September 2011
Madelyn’s mail is being forwarded to our house from Bedford. One errant piece was delivered to a neighbor. He brought it down the hill waving it over his head, “I have a letter for Madelyn!” he called. I felt a momentary jolt. Had I forgotten something? Had I only imagined that she had died three months ago? Then I realized that he had received one of the many envelopes with the yellow sticker slapped over the address, the forwarding label.
Sitting at my desk, I sort through the growing pile of papers. The postcard from the Cos Cob Library announces a show of bird prints. Madelyn used to give poetry readings there. It’s been eight years since she left her home in Connecticut to move to a retirement community in Massachusetts but I now see that she had kept up with the events happening in her home of sixty years.
A flier from the Wenham Museum arrives with an order form for the 2012 Phillips Brooks Calendar, the one with the days of the week shown vertically rather than horizontally. For decades, Madelyn marked future events on these calendars. She saved every one as a record of her life. When a question arose about what year we vacationed in Small Point or the date of someone’s wedding, she’d say, “I’ll have to check my calendar.” Our vacations were recorded here: June 15, B and D away; June 23, B and D back. The events of the day she died are recorded in a shakey hand, an appointment with the eye doctor, a visit from her daughter. Brochures arrive from the organizations she supported: Trust for Public Land, The Greenwich Arts Council, The Humane Society.
I pick up the telephone and tell a voice on the other end of the line to take her off the mailing list. Madelyn O’Neil has died I say, that’s O apostrophe N-E-I-L.
“I’m sorry for your loss,” the person often answers. There’s a pause. Trying to make her feel better, I assure her, Well, she was ninety-eight. She had a good long life. But as I say these words it almost feels worse that she was that old; that there were so many years to grow to love her, to realize how she was woven into the fabric of my life. I’d known Madelyn for thirty-two years, the loss felt deeper because of that.
Back to the phone calls. I dial a number, press two for customer service. I say it again as if each time I say it, I am learning the hard fact myself. “My mother-in-law has died,” I say. “Please remove her name from the mailing list.”
Letter by letter, card by card, a life ends. Strings are cut and soon she will float free of any earthly connection. No mail in the box, no jolly pleas for donations, no statements from the bank.

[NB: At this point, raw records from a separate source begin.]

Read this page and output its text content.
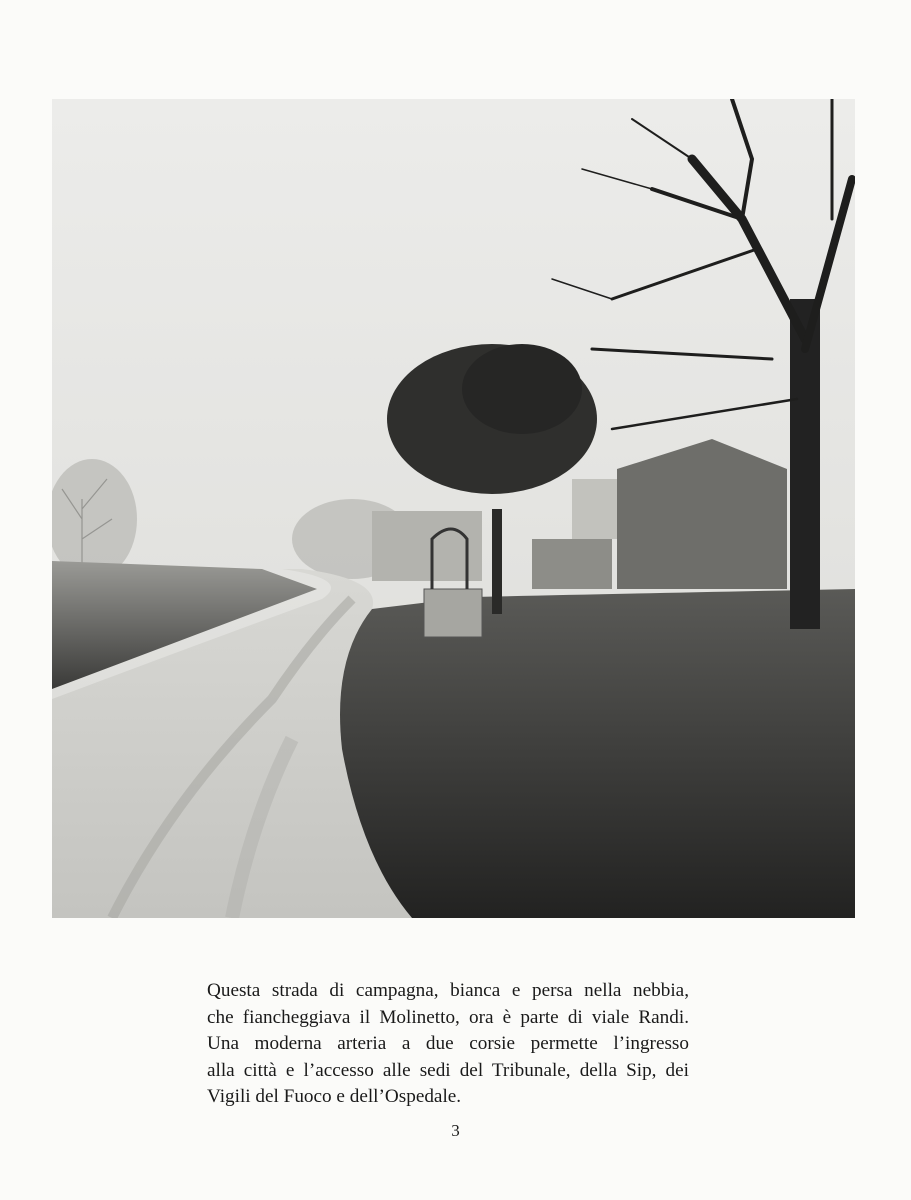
Questa strada di campagna, bianca e persa nella nebbia,
che fiancheggiava il Molinetto, ora è parte di viale Randi.
Una moderna arteria a due corsie permette l’ingresso
alla città e l’accesso alle sedi del Tribunale, della Sip, dei
Vigili del Fuoco e dell’Ospedale.

3
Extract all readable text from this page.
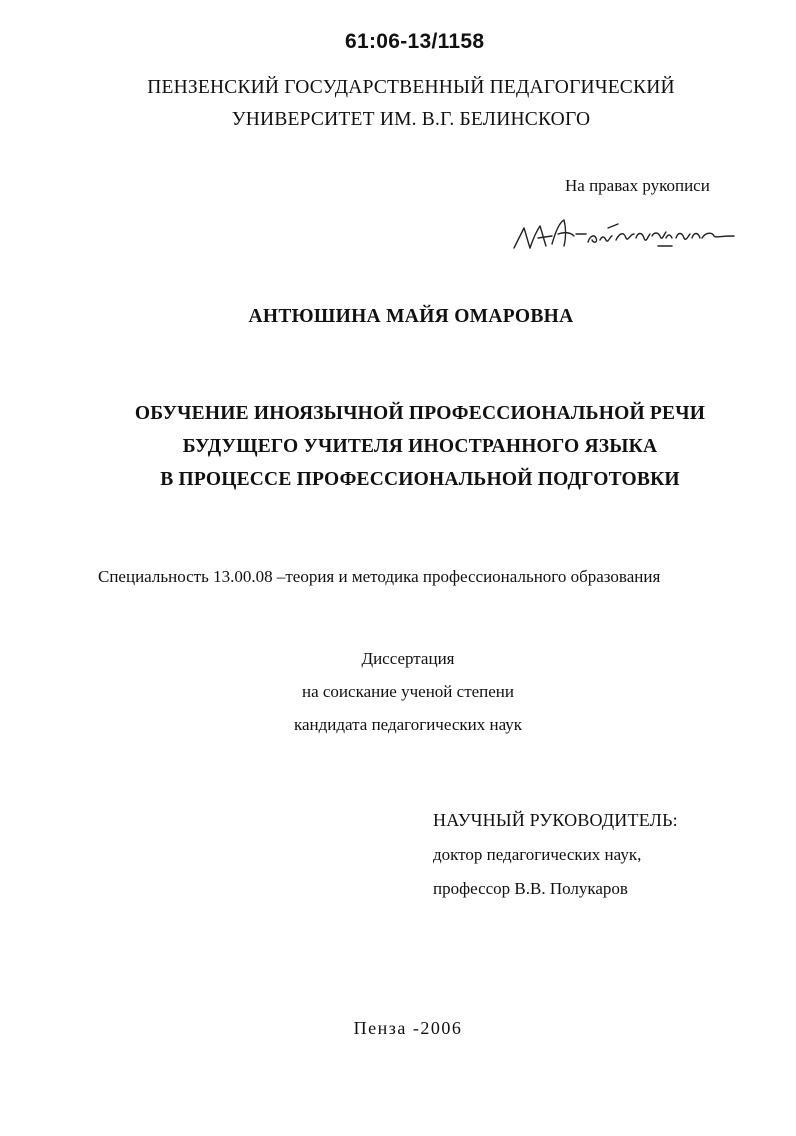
61:06-13/1158
ПЕНЗЕНСКИЙ ГОСУДАРСТВЕННЫЙ ПЕДАГОГИЧЕСКИЙ
УНИВЕРСИТЕТ ИМ. В.Г. БЕЛИНСКОГО
На правах рукописи
АНТЮШИНА МАЙЯ ОМАРОВНА
ОБУЧЕНИЕ ИНОЯЗЫЧНОЙ ПРОФЕССИОНАЛЬНОЙ РЕЧИ
БУДУЩЕГО УЧИТЕЛЯ ИНОСТРАННОГО ЯЗЫКА
В ПРОЦЕССЕ ПРОФЕССИОНАЛЬНОЙ ПОДГОТОВКИ
Специальность 13.00.08 –теория и методика профессионального образования
Диссертация
на соискание ученой степени
кандидата педагогических наук
НАУЧНЫЙ РУКОВОДИТЕЛЬ:
доктор педагогических наук,
профессор В.В. Полукаров
Пенза -2006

For now I am kind of enjoying looking through the clothing catalogs that also find their way to our house with her name on them. I sit at the table with a cup of tea beside me and leaf through each one, looking at what is new for fall. Madelyn had a simple elegance that I always admired. “What would she have chosen?” I wonder. I realize that from now on I will often ask myself this question at the most unexpected times.
2 comments:
I'm doing slide shows for my Peace Corps pals during our Washington, DC 50th. Since all things are relative in one way or another, I am matching your thoughts of your role in Madeline's transition to this.
So in today's digital age, would you call this transition process, "flip", "dissolve", "droplet", "mosaic", "random"....or...."fade to black"?.
My choice would be "random" due to the varieties of events. Followed by....you guessed it, "fade to black.
Love the way you set the stage, Barb. And nice to have everything kind of "tail off"....maybe Ken Burns can take a cue from you. New transition "effect"....
beautiful, touching and all so true. your love for her and your admiration ring like a sweet bell. she will inform your life with her wisdom and love in, as you say, the most unexpected ways. thinking of you on these beautiful cape days!